If you look at the map of the countries surrounding Oz from the endpapers of Tik-Tok of Oz, you’ll notice that the area just to the east (which is left on this map for some reason) of the Growleywogs’ territory is labeled “Kingdom of Dreams.” So what do we know about this place? Well, nothing, really. There were several places on the maps that L. Frank Baum hadn’t used yet but would in the future, but this strange kingdom is the exception. As has been pointed out in The Annotated Wizard of Oz among other places, there’s a possible reference in Ozma, as Chapter 13 ends with the sentence, “But she [Dorothy] lay down upon her couch, nevertheless, and in spite of all her worries was soon in the land of dreams.” It’s a bit of a stretch, though, as Dorothy makes no change in physical location. It’s certainly possible that Baum thought of the Kingdom of Dreams as the place where dreams are manufactured, and/or where people’s spirits go when they dream. That’s what readers generally seem to think, but I’ve seen some other interpretations. Someone pointed out that most of the nearby lands are inhabited by nasty creatures (Whimsies, Growleywogs, and Phanfasms), and proposed that the Kingdom of Dreams could be the home of similar nightmarish beings. As mentioned here, it’s also not at all unlikely that Ruth Plumly Thompson intended the kingdom as the home of the Sandman.
A few apocryphal stories involve the mysterious kingdom in some way or other. One of the most prominent uses of the land is in March Laumer’s Charmed Gardens, in which a living comet that hits the Kingdom of Dreams brings to life the dreams of an Oz fan. Sherwood Smith’s Trouble simply mentions Dori seeing “a low mist” covering the “strange and mysterious” kingdom as she flies over it on a magic carpet. An Oziana story, Everett Avila’s “The Tail of the Pink Goat,” mentions that the territory used to be the center of the Blue Empire and is now ruled by a minor king named Archibald Dreams.

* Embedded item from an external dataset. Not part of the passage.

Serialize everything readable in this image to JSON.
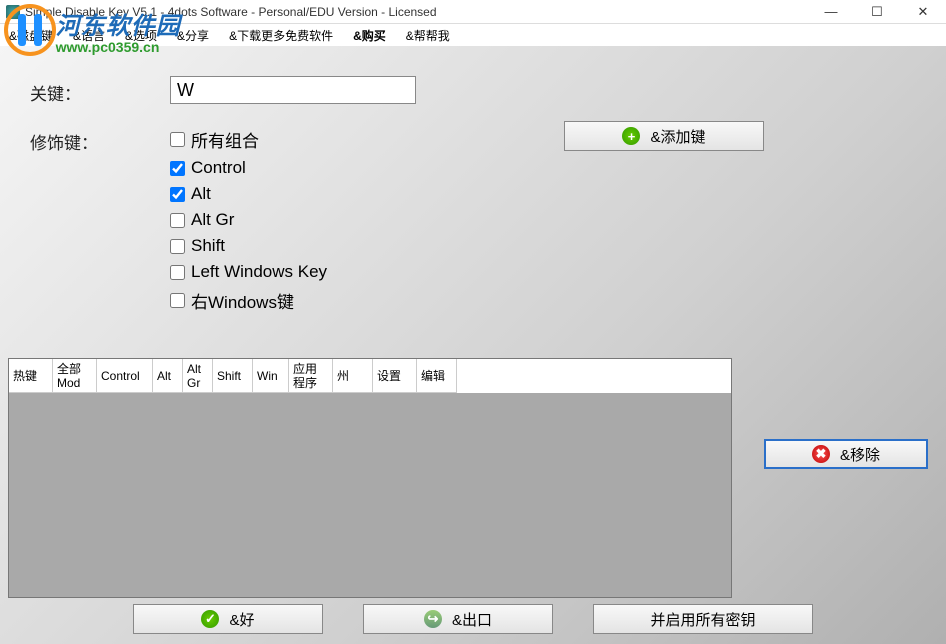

Although it doesn’t involve the kingdom, there’s an interesting case of dreams becoming tangible in John R. Neill’s Runaway. In this book, Professor Wogglebug dreams up a floating castle to stay in for his vacation, but his student Alexample accidentally loosens it from its mooring. Scraps, Popla, and the Twinkler later come across it and stay there, but it begins to dissolve after a week.